For more than half a century after the Second World War, many new buildings were built in Banja Luka. The city authorities, however, would not allow the reconstruction of the destroyed Cathedral. Not long after the war, a monument to fallen soldiers was erected on the very spot where the Cathedral had been. At the beginning of the 1990’s, the Diocese of Banja Luka obtained permission to rebuild the Cathedral, and the war memorial was moved to a nearby location. The rebuilding of the Cathedral began in 1993 with the blessing of the grounds. This blessing was done by the Serbian Patriarch PAVLE, along with many hierarchs and clergy of the Serbian Orthodox Church. The Cathedral was rebuilt under the name The Cathedral of Christ the Savior, because between 1963 and 1969, another cathedral had been built under the name Church of the Holy Trinity. This church served as a sort of monument to the destroyed Cathedral, which the Orthodox faithful of Banja Luka thought they would never receive permission to rebuild. [Fr. James’ note: And this the Church where I fell in love with the Divine Liturgy. Needless to say, it is also very special to me!]
The Cathedral is constructed of red and yellow bricks that were imported from the Middle East…The walls have three major components: stone, reinforced concrete, and brick. The kupolas are covered with golden slaked lime, imported from Siberia. The construction of the Cathedral was completed on 26 September, 2004, when the first Divine Liturgy was served. The Liturgy was served by eight hierarchs, along with priests and deacons of the Banja Luka diocese, in the presence of thousands of faithful.
The current Cathedral is architecturally identical to the pre-War one, and it is the tallest house of worship in Banja Luka, with a bell tower taller than 47 meters and kupolas that are 22.5 meters tall. It holds (comfortably) between 800 and 1000 worshippers.

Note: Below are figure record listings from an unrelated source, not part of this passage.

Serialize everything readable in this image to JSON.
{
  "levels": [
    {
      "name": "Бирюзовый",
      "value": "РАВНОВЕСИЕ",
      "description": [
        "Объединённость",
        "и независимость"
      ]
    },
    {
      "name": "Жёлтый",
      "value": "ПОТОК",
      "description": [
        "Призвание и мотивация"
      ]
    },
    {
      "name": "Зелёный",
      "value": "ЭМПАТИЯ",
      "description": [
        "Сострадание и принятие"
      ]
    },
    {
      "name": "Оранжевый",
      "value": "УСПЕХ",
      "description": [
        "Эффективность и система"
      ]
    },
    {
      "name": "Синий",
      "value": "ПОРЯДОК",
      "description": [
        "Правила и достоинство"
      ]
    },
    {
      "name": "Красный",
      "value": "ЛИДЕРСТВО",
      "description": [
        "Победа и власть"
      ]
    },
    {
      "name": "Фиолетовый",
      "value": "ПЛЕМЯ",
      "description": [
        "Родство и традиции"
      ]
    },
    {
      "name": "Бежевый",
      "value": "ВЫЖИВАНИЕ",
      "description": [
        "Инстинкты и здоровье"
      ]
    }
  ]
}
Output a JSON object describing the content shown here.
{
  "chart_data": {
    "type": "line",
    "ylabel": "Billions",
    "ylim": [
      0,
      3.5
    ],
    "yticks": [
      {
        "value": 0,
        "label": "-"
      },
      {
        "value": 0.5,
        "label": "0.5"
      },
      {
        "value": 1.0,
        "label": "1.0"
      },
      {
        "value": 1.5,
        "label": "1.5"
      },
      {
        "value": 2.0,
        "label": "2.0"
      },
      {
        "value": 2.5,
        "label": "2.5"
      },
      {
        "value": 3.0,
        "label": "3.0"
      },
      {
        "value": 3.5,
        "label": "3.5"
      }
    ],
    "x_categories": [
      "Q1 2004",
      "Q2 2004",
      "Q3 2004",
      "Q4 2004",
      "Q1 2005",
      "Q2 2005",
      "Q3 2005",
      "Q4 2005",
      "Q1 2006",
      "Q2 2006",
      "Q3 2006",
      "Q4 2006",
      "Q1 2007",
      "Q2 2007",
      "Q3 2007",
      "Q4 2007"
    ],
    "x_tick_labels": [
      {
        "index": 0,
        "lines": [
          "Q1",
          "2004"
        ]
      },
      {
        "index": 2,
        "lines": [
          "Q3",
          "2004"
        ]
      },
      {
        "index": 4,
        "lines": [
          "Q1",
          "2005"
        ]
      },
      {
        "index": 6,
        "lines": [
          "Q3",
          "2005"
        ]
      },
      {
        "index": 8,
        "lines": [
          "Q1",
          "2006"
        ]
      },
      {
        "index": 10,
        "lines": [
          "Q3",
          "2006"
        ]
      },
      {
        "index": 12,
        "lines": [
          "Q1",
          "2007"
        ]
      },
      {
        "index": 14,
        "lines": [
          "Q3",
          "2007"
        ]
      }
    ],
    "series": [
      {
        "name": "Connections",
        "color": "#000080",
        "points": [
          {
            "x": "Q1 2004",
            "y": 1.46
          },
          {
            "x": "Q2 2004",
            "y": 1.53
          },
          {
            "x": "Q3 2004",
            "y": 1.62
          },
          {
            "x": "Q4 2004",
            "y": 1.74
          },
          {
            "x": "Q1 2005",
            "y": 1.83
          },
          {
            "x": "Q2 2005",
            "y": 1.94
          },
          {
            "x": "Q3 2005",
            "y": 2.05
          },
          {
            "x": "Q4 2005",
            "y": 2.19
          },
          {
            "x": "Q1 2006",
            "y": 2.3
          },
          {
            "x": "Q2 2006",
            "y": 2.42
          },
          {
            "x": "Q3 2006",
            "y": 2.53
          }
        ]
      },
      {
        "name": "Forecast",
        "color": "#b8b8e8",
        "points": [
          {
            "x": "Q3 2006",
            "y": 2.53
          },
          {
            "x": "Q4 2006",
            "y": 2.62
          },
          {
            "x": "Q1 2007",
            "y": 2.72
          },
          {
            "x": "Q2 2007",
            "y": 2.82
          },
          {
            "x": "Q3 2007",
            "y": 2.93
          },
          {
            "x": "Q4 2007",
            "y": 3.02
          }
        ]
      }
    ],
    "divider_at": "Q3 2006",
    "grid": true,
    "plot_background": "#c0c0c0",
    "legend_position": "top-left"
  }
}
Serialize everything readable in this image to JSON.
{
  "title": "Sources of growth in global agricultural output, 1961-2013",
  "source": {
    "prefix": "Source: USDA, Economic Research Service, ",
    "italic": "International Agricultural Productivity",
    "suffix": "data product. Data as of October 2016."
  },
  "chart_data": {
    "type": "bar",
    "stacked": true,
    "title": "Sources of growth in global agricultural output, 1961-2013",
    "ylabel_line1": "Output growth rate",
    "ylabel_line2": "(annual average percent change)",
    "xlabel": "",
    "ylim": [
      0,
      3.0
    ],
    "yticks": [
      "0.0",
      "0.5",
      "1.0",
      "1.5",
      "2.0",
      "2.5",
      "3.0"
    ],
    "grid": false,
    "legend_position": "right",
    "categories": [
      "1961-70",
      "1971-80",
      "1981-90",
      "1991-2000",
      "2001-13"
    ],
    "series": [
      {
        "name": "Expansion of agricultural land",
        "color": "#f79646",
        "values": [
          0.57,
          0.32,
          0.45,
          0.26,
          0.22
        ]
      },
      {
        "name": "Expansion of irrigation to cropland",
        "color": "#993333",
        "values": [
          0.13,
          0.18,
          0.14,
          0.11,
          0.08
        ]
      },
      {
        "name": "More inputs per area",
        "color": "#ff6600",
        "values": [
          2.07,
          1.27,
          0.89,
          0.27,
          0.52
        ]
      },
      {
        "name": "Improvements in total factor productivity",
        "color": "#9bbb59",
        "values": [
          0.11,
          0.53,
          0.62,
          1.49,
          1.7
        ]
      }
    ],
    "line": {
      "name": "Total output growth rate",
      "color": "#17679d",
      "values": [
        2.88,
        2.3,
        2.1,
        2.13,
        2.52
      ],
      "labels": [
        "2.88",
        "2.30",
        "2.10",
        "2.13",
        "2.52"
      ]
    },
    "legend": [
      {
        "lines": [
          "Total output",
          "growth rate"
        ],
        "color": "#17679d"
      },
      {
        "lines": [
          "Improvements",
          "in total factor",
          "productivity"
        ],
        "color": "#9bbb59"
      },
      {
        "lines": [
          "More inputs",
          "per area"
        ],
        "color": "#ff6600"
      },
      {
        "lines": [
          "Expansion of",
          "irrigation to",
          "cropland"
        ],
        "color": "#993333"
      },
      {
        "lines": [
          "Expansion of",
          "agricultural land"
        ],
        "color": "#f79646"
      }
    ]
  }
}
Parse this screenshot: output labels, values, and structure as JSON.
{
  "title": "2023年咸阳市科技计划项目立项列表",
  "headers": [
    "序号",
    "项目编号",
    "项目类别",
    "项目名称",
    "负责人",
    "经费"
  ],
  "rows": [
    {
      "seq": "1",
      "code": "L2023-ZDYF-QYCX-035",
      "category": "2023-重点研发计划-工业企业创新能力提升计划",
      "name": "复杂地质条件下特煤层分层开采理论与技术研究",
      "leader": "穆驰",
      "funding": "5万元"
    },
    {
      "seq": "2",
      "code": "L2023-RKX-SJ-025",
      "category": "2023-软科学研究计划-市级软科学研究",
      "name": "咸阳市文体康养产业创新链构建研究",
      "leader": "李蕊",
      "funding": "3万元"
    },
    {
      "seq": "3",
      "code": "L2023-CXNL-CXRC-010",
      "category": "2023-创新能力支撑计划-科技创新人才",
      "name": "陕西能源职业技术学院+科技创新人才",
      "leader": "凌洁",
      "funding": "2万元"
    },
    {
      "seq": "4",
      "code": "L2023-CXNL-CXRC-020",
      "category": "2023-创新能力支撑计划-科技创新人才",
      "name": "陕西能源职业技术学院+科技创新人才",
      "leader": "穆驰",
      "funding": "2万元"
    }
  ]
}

May 28, 2009 (Holy Ascension): The Cathedral is Consecrated
Bishop JEFREM of Banja Luka consecrated the Cathedral on Ascension Day, 2009. “The Cathedral is our spiritual ladder that lifts us up to heaven. It connects us with not only with God but also with those who came before us, who wanted to experience this moment of glory and joy, as well as with our descendants, who will remember us at this place and will overflow with pride toward the greatness of the sacrifices made to bring about this work,” stated Bishop JEFREM during the consecration ceremony. Several thousand faithful were present at the consecration service. [Wish I could have been there!]